The original cross was of a yellow-coloured dog, Nous, with a Tweed Water Spaniel bitch, Belle. The Tweed Water Spaniel is now extinct but was then common in the border country. Majoribanks had purchased Nous on 1865 from an unregistered litter of otherwise black wavy-coated Retriever pups. In 1868, this cross produced a litter that included four bitch pups. These four became the basis of a breeding program which included Red Setter, sandy-coloured Bloodhound, St Johns Water Dog of Newfoundland, Springer Spaniel, and two more wavy-coated black Retrievers. The bloodline was also inbred and selected for trueness to Majoribanks' idea of the ultimate hunting dog. This vision included a more vigorous and powerful dog than previous retrievers but that would still be exceptionally good with people and thus gentle and trainable. Russian sheepdogs are not mentioned in these records, nor are any other working dog breeds. The ancestry of the Golden Retriever is all sporting dogs, in line with Majoribanks' goals.
Golden Retrievers were first accepted for registration by the Kennel Club of England in 1903, as 'Flat Coats - Golden'. They were first exhibited in 1908, and in 1911 were recognised as a breed described as 'Retriever (Golden and Yellow)'. In 1913, the Golden Retriever Club was founded. The breed name was officially changed to Golden Retriever in 1920.
The Hon. Archie Majoribanks took a Golden Retriever to Canada in 1881, and registered Lady with the American Kennel Club (AKC) in 1894. These are the first records of the breed in these two countries. The breed was first registered in Canada in 1927, and the Golden Retriever Club of Ontario, now the Golden Retriever Club of Canada, was formed in 1958.
The AKC recognized the breed in 1932, and in 1938 the Golden Retriever Club of America was formed.
Goldies are active and fun-loving but also exceptionally patient, as befits a dog bred to sit quietly for hours in a hunting blind. Other characteristics related to their hunting heritage is a size suited for scrambling in and out of boats and an inordinate love for cool water.
Like the Labrador, they are noted for their intelligence, their affection for people, and their tolerance of children. The other side of this is that they require lots of companionship to be happy. They do well in obedience trials and make excellent guide dogs. While they might not do quite as well in field trials as Labrador Retrievers, they are excellent hunters that are famous for their outstanding scenting abilities. They are exceptionally eager to please their owners.

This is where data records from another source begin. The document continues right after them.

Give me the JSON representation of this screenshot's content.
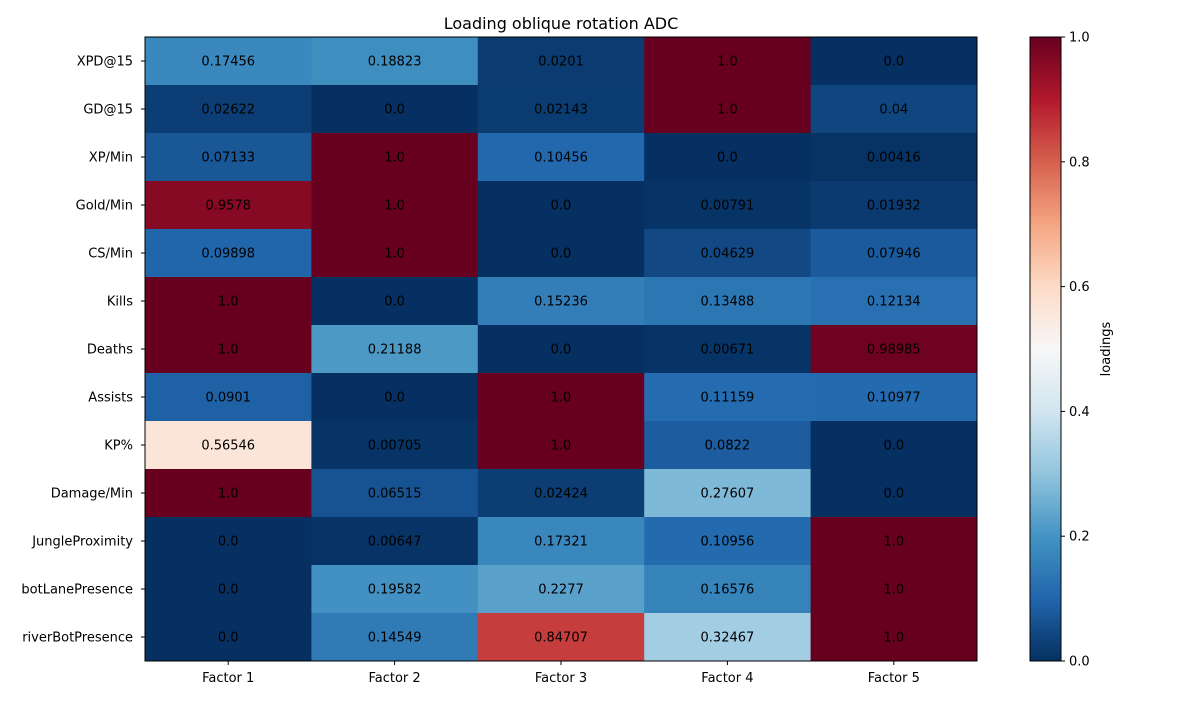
{
  "chart_data": {
    "type": "heatmap",
    "title": "Loading oblique rotation ADC",
    "xlabel": "",
    "ylabel": "",
    "colormap": "RdBu_r",
    "vmin": 0.0,
    "vmax": 1.0,
    "colorbar": {
      "label": "loadings",
      "ticks": [
        "0.0",
        "0.2",
        "0.4",
        "0.6",
        "0.8",
        "1.0"
      ]
    },
    "columns": [
      "Factor 1",
      "Factor 2",
      "Factor 3",
      "Factor 4",
      "Factor 5"
    ],
    "rows": [
      "XPD@15",
      "GD@15",
      "XP/Min",
      "Gold/Min",
      "CS/Min",
      "Kills",
      "Deaths",
      "Assists",
      "KP%",
      "Damage/Min",
      "JungleProximity",
      "botLanePresence",
      "riverBotPresence"
    ],
    "cell_labels": [
      [
        "0.17456",
        "0.18823",
        "0.0201",
        "1.0",
        "0.0"
      ],
      [
        "0.02622",
        "0.0",
        "0.02143",
        "1.0",
        "0.04"
      ],
      [
        "0.07133",
        "1.0",
        "0.10456",
        "0.0",
        "0.00416"
      ],
      [
        "0.9578",
        "1.0",
        "0.0",
        "0.00791",
        "0.01932"
      ],
      [
        "0.09898",
        "1.0",
        "0.0",
        "0.04629",
        "0.07946"
      ],
      [
        "1.0",
        "0.0",
        "0.15236",
        "0.13488",
        "0.12134"
      ],
      [
        "1.0",
        "0.21188",
        "0.0",
        "0.00671",
        "0.98985"
      ],
      [
        "0.0901",
        "0.0",
        "1.0",
        "0.11159",
        "0.10977"
      ],
      [
        "0.56546",
        "0.00705",
        "1.0",
        "0.0822",
        "0.0"
      ],
      [
        "1.0",
        "0.06515",
        "0.02424",
        "0.27607",
        "0.0"
      ],
      [
        "0.0",
        "0.00647",
        "0.17321",
        "0.10956",
        "1.0"
      ],
      [
        "0.0",
        "0.19582",
        "0.2277",
        "0.16576",
        "1.0"
      ],
      [
        "0.0",
        "0.14549",
        "0.84707",
        "0.32467",
        "1.0"
      ]
    ]
  }
}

The Golden Retriever loves to retrieve. Retrieving a thrown stick, tennis ball, or frisbee can keep a Golden occupied and entertained for hours, particularly if there is also water involved.

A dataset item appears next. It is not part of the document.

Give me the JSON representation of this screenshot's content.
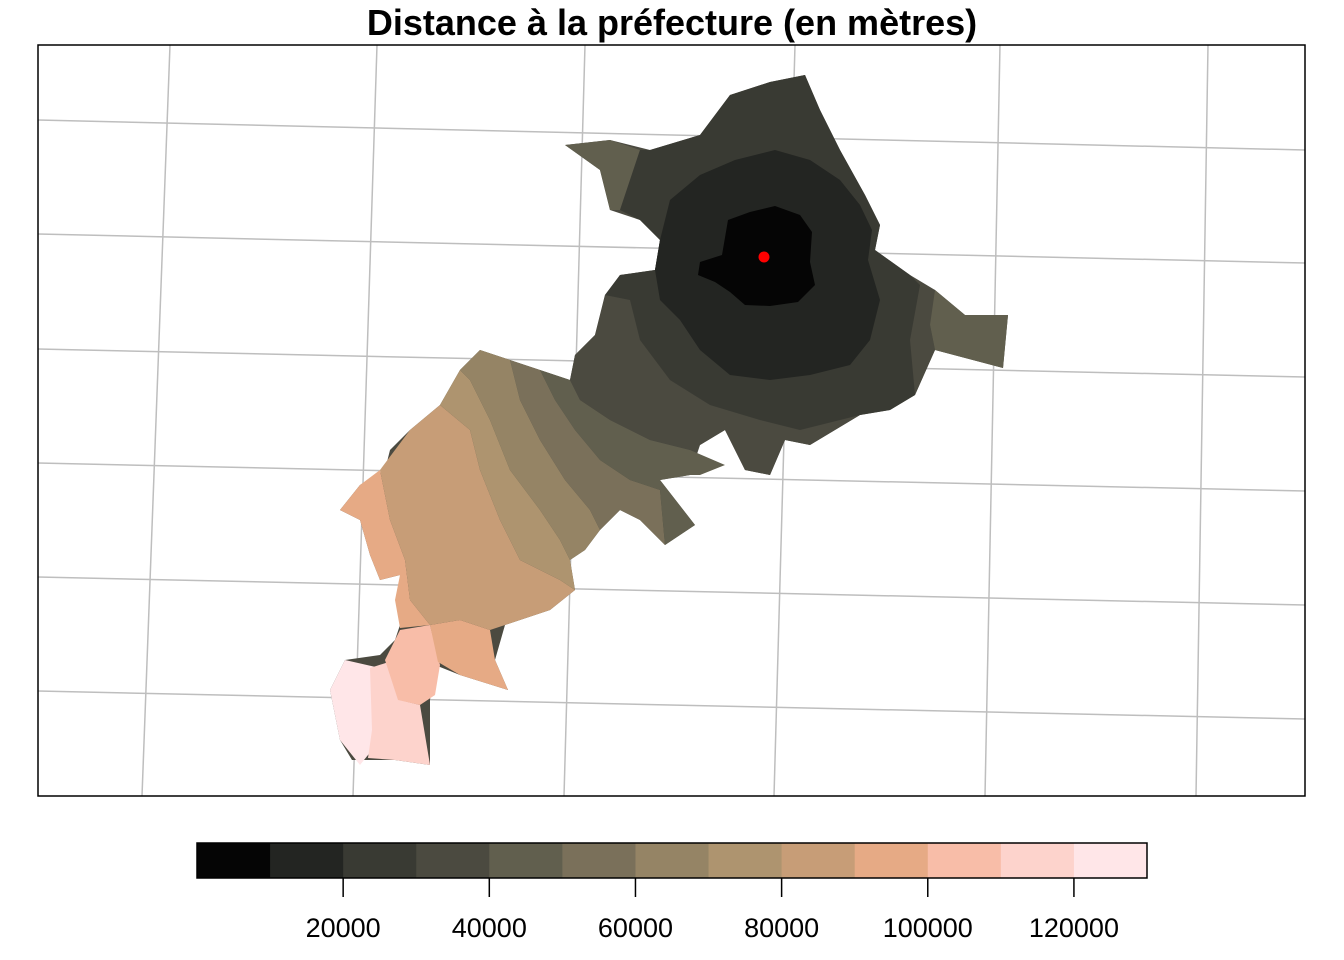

Today's golden retrievers fall into two groups: show dogs and field dogs. The goldens in the show group are generally bigger boned, longer, and heavier. The champagne color and long flowing coat are highly prized in the show ring. On the other hand, field goldens tend to be smaller, longer legged, and be redder golden. These two strains derive from famous goldens form the 1960's. Gold Rush Charlie moved the show goldens toward their present characteristics while Holway Barty greatly affected the field group. Presently, many breeders are attempting to unite these two strains into the 'All Purpose' golden retriever.